08 · The idempotent webhook

Stripe retries. We don't double-charge.

INSERT INTO payments (
  id, trip_id, payment_method_id, amount_cents,
  currency, status, provider, provider_payment_id, authorized_at
)
VALUES ($1, $2, $3, $4, $5,
        'authorized', 'stripe', $6, now())
ON CONFLICT (provider_payment_id) DO UPDATE SET
  status        = EXCLUDED.status,
  authorized_at = COALESCE(payments.authorized_at, EXCLUDED.authorized_at),
  updated_at    = now()
WHERE payments.status NOT IN
  ('captured', 'refunded', 'partially_refunded');
unique index
The UNIQUE on provider_payment_id is what makes ON CONFLICT work.

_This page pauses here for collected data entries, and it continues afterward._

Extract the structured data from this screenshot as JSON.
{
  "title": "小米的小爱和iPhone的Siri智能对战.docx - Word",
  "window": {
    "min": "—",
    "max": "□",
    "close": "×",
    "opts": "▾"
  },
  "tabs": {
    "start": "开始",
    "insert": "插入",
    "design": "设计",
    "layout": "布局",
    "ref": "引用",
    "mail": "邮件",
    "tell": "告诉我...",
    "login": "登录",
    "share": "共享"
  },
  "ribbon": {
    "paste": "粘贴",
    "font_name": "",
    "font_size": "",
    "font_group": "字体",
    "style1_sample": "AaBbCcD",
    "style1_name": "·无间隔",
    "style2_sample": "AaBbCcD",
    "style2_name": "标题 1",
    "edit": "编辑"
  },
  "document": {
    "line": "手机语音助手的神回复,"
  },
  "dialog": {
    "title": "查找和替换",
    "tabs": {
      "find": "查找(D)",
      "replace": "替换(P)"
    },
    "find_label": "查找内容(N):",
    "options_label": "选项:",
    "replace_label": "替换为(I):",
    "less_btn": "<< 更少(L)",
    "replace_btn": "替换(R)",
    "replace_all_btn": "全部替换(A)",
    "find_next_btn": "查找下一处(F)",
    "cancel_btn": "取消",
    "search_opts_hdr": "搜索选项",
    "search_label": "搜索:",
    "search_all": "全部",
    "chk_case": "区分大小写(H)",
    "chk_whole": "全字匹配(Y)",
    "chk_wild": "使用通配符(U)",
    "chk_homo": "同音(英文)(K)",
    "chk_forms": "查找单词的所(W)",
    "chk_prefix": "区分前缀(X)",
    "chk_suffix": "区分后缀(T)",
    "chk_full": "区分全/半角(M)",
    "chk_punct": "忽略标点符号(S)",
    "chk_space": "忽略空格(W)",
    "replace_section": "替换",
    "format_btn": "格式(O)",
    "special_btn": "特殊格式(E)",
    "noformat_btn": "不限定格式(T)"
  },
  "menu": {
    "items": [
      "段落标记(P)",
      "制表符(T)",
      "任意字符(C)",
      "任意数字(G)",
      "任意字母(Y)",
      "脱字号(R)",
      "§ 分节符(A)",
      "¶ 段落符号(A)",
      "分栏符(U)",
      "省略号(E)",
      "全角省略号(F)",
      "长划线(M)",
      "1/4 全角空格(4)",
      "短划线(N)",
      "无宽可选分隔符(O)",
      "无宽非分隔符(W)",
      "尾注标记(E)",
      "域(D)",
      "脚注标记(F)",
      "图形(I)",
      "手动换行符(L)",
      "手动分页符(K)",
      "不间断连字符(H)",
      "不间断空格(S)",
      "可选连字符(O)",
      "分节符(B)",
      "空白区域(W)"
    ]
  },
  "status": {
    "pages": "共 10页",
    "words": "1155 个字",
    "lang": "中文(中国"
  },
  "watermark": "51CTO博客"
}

Without it, this is a plain insert.
DO UPDATE
Replays of the same event update the row in place — same outcome, no duplicate.
WHERE clause · the guard
A late authorized webhook arriving after captured can't move state backward. State regression prevented in SQL.
100 retries → 1 row
Idempotency lives in the schema, not the handler. Junior engineer rewriting in another language gets it right by construction.
09 · Stack

Boring on purpose.

Every choice optimizes for “the report can defend this in one paragraph.”

Database PostgreSQL 16
Driver node-postgres (raw SQL)
Runtime Node.js + TypeScript
Web Fastify
H3 h3-js v4 (app-side)
Frontend Vanilla HTML + Leaflet
Load test k6 / autocannon
Deploy docker compose, single host

No ORM, no PostGIS, no h3-pg. Every “no” is a story for the report.

10 · What you'll see in the demo

Five things to grade.

  1. One command spin-up. docker compose up, simulator scripts seed 500 drivers walking around Barcelona.
  2. Live heatmap. Leaflet renders driver density per res-7 hex, refreshing every 2 seconds.
  3. Concurrency proof. “Request 100 trips” button → 100 unique driver assignments, never duplicates.
  4. Idempotency proof. “Replay webhook” button fires same event 100×, payments table grows by exactly one row.
  5. Query plans in the report. EXPLAIN (ANALYZE, BUFFERS) before/after each index, with measured deltas.